Cinematographer Rob Hardy’s palette changes from the greens of rural England, the pastels of Leighton’s wild flowers and the period’s white frocks, to the browns and greys of the war and its drab aftermath.  The perpetual summer of pre-war England is transformed into the metaphorical winter of war, with its rain, dark skies, clothes, mud and blood.

Alicia Vikander in Testament of Youth - Credit IMDB

Alicia Vikander in Testament of Youth

The prospect of hearing a young man’s love poems to his girlfriend narrated over picturesque landscapes is enough to make even a sentimental viewer cringe, but here again our worst expectations are confounded as Leighton had real talent.  His rhymes and rhythm are striking, and the potential illustrated in these few sequences again serve to highlight all that was lost in the slaughter.

In early 1916 Brittain wrote to Edward: ‘If the war spares me, it will be my one aim to immortalise in a book the story of us four’, (referring to Edward, Roland, Victor and herself).  It took her 17 years to make good her promise, but the memoir was highly praised and became a best seller. While we get just the right dose of the pre-war and war periods, what is short-changed is Brittain’s post-war transformation to a feminist, writer and pacifist.

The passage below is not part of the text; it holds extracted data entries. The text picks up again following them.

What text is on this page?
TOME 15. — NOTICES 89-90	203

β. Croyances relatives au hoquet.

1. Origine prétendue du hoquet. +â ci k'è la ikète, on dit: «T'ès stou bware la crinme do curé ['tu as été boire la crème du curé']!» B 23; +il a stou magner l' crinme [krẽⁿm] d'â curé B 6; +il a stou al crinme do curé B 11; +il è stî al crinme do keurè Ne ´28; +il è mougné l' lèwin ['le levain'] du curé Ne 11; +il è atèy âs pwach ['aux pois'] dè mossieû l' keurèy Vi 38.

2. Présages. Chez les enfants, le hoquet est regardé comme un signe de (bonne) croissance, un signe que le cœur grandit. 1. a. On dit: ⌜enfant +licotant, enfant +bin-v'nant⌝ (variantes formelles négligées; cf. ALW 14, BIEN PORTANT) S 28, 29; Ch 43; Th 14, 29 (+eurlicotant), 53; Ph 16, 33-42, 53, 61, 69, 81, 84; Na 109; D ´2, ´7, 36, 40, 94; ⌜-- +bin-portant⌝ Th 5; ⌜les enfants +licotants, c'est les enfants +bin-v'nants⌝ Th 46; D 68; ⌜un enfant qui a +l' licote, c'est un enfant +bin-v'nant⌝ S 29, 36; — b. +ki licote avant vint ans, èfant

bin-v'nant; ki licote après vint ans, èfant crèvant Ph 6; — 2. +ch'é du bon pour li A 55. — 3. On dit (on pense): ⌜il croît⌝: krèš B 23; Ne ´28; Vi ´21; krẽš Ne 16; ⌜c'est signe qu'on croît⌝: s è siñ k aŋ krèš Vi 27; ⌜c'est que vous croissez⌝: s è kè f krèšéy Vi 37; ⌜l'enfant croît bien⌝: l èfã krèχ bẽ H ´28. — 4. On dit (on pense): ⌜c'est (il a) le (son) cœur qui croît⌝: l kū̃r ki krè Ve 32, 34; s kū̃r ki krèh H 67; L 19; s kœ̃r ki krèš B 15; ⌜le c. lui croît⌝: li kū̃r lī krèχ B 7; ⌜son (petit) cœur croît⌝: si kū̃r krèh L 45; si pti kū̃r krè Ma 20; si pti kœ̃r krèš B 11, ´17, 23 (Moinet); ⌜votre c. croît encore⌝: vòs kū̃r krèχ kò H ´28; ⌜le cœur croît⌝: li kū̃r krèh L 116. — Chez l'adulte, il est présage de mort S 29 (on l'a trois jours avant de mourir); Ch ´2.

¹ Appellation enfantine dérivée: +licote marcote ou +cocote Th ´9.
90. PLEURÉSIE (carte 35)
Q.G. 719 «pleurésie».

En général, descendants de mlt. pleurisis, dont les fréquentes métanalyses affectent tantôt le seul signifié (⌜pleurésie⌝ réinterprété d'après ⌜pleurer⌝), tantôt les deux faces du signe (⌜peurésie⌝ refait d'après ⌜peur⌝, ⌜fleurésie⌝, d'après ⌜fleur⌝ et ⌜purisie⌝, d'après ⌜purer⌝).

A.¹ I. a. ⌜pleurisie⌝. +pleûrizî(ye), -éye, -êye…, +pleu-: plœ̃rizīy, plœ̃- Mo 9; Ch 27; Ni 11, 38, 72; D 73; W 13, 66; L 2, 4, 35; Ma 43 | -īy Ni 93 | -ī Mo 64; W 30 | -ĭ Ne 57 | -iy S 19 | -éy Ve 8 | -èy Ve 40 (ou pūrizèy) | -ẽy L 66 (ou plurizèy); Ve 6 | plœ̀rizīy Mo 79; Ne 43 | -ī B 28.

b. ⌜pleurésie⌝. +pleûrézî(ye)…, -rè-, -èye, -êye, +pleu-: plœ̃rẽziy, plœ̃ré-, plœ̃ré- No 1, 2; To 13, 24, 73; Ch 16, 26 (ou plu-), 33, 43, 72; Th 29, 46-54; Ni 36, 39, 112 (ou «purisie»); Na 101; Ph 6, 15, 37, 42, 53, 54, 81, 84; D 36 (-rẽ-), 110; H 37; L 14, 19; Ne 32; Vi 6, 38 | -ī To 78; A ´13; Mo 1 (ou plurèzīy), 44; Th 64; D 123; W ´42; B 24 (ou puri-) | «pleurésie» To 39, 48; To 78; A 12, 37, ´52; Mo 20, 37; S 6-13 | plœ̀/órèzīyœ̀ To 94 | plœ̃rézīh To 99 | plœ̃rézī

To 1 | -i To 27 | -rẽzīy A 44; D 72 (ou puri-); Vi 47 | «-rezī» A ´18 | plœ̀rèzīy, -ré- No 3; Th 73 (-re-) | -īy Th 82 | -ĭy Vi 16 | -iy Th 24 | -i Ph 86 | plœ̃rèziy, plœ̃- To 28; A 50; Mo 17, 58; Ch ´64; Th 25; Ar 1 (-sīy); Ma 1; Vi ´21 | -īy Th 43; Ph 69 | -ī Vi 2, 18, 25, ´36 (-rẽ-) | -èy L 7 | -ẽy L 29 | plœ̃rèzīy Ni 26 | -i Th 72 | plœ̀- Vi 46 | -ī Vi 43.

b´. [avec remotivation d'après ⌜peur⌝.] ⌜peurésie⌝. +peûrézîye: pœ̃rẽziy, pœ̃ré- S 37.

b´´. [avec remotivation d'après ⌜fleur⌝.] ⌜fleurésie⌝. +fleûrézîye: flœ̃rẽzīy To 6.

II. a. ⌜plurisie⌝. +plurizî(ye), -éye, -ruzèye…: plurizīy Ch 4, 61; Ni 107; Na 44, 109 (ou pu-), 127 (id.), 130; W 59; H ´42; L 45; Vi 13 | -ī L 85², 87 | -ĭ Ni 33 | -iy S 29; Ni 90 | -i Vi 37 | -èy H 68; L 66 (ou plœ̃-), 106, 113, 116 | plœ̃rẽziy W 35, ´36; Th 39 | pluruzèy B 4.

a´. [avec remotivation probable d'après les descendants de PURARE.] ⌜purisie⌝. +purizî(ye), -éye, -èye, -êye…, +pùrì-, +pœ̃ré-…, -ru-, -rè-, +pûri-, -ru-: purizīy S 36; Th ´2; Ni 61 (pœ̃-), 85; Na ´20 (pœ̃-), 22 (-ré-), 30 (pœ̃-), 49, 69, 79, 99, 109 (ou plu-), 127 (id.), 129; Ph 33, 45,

In all fairness, Testament of Youth is already just over two-hours and Brittain’s post-war life might seem like a whole separate movie.

That said, despite a very clear scene in which Brittain gives an impassioned anti-war speech, we do not get a sense of Brittain’s long struggle to write and publish the memoir when the people in her novel, or their parents and relatives, were still living. Her marriage in 1925 also contributed to the difficulties. Ironically for a would-be independent woman and feminist, the birth of two children and a socially conventional husband took their toll and delayed the writing.

It is said that her husband, George Catlin, was embarrassed to be in the book because of his wife’s close friendship with fellow Oxford graduate and writer Winifred Holtby, described at length in the memoir. If you have read Testament of Youth, you may recall that George is all but written out of the memoir, being referred to as ‘G’ a few times at the very end.